First up is Deere & Co. (NYSE:DE), the farm and construction equipment company making waves with its move to deliver driverless tractors and combines to help crop farming become autonomous by 2030.
The industrial stock isn’t doing this out of the goodness of their hearts. It expects to generate 10% of its annual revenue from recurring software subscriptions farmers buy to maintain and operate the vehicles.
Perhaps, seeing the future, Oakmark Select increased its Deere position by nearly 30% in the third quarter. It is now the fund’s fifth-largest position.
The other sector making waves in the quarter was technology. In Q3 2024, Nygren added 119,000 shares of Salesforce (NASDAQ:CRM), raising the software firm’s weighting in the fund by 39 basis points to 5.03%. It is the ninth-largest holding.
My best guess for Nygren increasing the fund’s position is that it sees Salesforce’s margins continuing to benefit from its AI strategy.

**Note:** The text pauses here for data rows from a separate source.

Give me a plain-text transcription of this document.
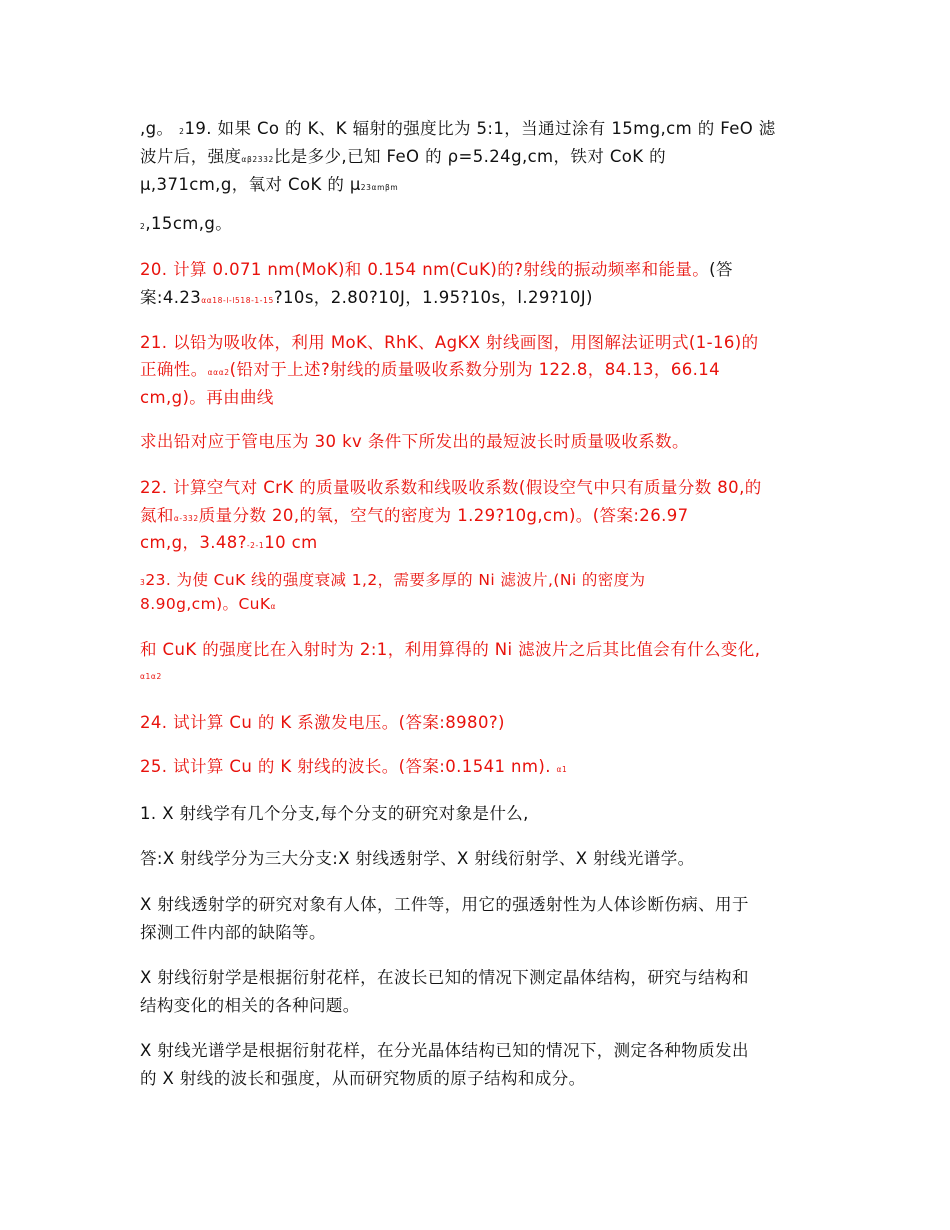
,g。 219. 如果 Co 的 K、K 辐射的强度比为 5:1，当通过涂有 15mg,cm 的 FeO 滤

波片后，强度αβ2332比是多少,已知 FeO 的 ρ=5.24g,cm，铁对 CoK 的

μ,371cm,g，氧对 CoK 的 μ23αmβm

2,15cm,g。

20. 计算 0.071 nm(MoK)和 0.154 nm(CuK)的?射线的振动频率和能量。(答

案:4.23αα18-l-l518-1-15?10s，2.80?10J，1.95?10s，l.29?10J)

21. 以铅为吸收体，利用 MoK、RhK、AgKX 射线画图，用图解法证明式(1-16)的

正确性。ααα2(铅对于上述?射线的质量吸收系数分别为 122.8，84.13，66.14

cm,g)。再由曲线

求出铅对应于管电压为 30 kv 条件下所发出的最短波长时质量吸收系数。

22. 计算空气对 CrK 的质量吸收系数和线吸收系数(假设空气中只有质量分数 80,的

氮和α-332质量分数 20,的氧，空气的密度为 1.29?10g,cm)。(答案:26.97

cm,g，3.48?-2-110 cm

323. 为使 CuK 线的强度衰减 1,2，需要多厚的 Ni 滤波片,(Ni 的密度为

8.90g,cm)。CuKα

和 CuK 的强度比在入射时为 2:1，利用算得的 Ni 滤波片之后其比值会有什么变化,

α1α2

24. 试计算 Cu 的 K 系激发电压。(答案:8980?)

25. 试计算 Cu 的 K 射线的波长。(答案:0.1541 nm). α1

1. X 射线学有几个分支,每个分支的研究对象是什么,

答:X 射线学分为三大分支:X 射线透射学、X 射线衍射学、X 射线光谱学。

X 射线透射学的研究对象有人体，工件等，用它的强透射性为人体诊断伤病、用于

探测工件内部的缺陷等。

X 射线衍射学是根据衍射花样，在波长已知的情况下测定晶体结构，研究与结构和

结构变化的相关的各种问题。

X 射线光谱学是根据衍射花样，在分光晶体结构已知的情况下，测定各种物质发出

的 X 射线的波长和强度，从而研究物质的原子结构和成分。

Although Phillips 66 (NYSE:PSX) and Apache (NYSE:APA) are only Oakmark Select’s 15th and 16th-largest positions, respectively, they were two of Nygren’s most significant additions during the third quarter.
The fund increased its stake by 22.75% in Phillips 66, the Houston-based owner of refineries and gas stations. It now owns 1.91 million shares of the company, accounting for 3.76% of the portfolio.
I don’t know if Nygren knew about Phillips 66’s impending $2.2 billion acquisition of pipeline operator EPIC NPL, announced on Jan. 7; it will help keep the stock moving higher.
Now for the biggest move of the quarter.
Oakmark Select increased its position in Apache by 94.52% to 8.19 million shares, accounting for 3.0% of its holdings.
With Apache stock down nearly 30% over the past 12 months, Nygren and his colleagues are likely buying before oil prices increase. In the first nine months of 2024, Apache’s EBITDAX (earnings before interest, taxes, depreciation, amortization, and exploration expense) was $4.37 billion, 12% higher than a year earlier.
That said, Apache did say in its Q3 2023 press release that it was cutting its capital expenditures to $2.55 billion in 2025 at the midpoint of its guidance due to a softer price outlook for oil.